Hi, Thanks for your reply. As I said before I’m quite new to the 200 SX and bought it as a cheap project to experiment in tuning it. The engine is completely standard apart from a Diaphragm type blow off valve, a basic mechanical bleed valve and NGK-R (copper) cold range plugs. It also has a boost gauge. Before the bleed valve was opened the standard boost was measured at just 8psi max, which I thought odd, but accepted as I have seen many cars fall within 2 or 3psi either way of the factory stated boost. I used the bleed valve to raise the max boost to 10psi but I began to really notice the rev surge more. I found that if the boost is increased further, the surge occurs lower in the rev range. Otherwise the car seemed to run well at 10psi, it then blew its head gasket. I repaired this; while in the engine I found it good condition internally. I am sure the gasket failure is not related to the pressure question as the car had been stood for some time before I bought it. The inspection of the failed gasket seemed to indicate corrosion from the coolant water behind the gasket fire ring.

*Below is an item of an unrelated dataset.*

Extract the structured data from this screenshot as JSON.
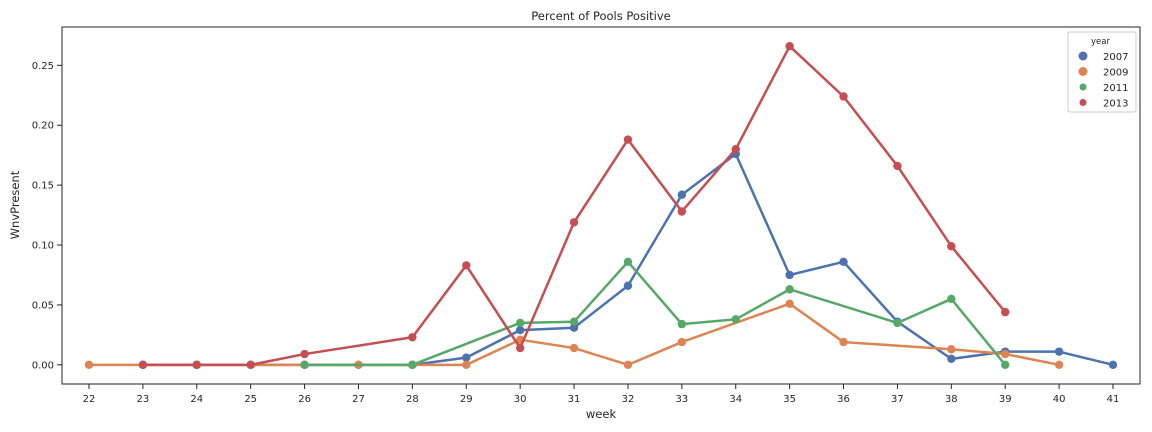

The daily use I gave the car after its long vacation would have quickly acted on the corroded area of the gasket. I have seen similar failures in long stood Hachi’s I have worked on.
Additionally I have noticed that the boost gauge needle becomes quite erratic at max boost. I have since had reason to suspect the gauge I am using, which may explain the original 8psi reading too? I have a new gauge in front of me on the desk right now as I write, but a cracked rear disk has changed priority for fitting the new gauge. What this new gauge will tell me I don’t know, Ill wait to see. I suspect the old one was well full of shit.
The surge effect is only noticed in the higher gears (3rd to 5th); in 1st and 2nd I haven’t noticed the effect. However the engine has cut out around 5000rpm in 2nd gear on 2 occasions as if the FCD had cut in, but at only 10psi? I don’t know unless the current gauge turns out to be very wrong when I change it.
I hope you have some ideas for me,
Phil.


----------



## HachiRoku_UK (Dec 5, 2002)

It looks like the new clutch the car had fitted a while back, wasnt actually fitted..... Easy mistake for a guy selling to make I suppose... Anyway looks like it was nothing more than that. Thanks for the offer of help Killersilvia.


----------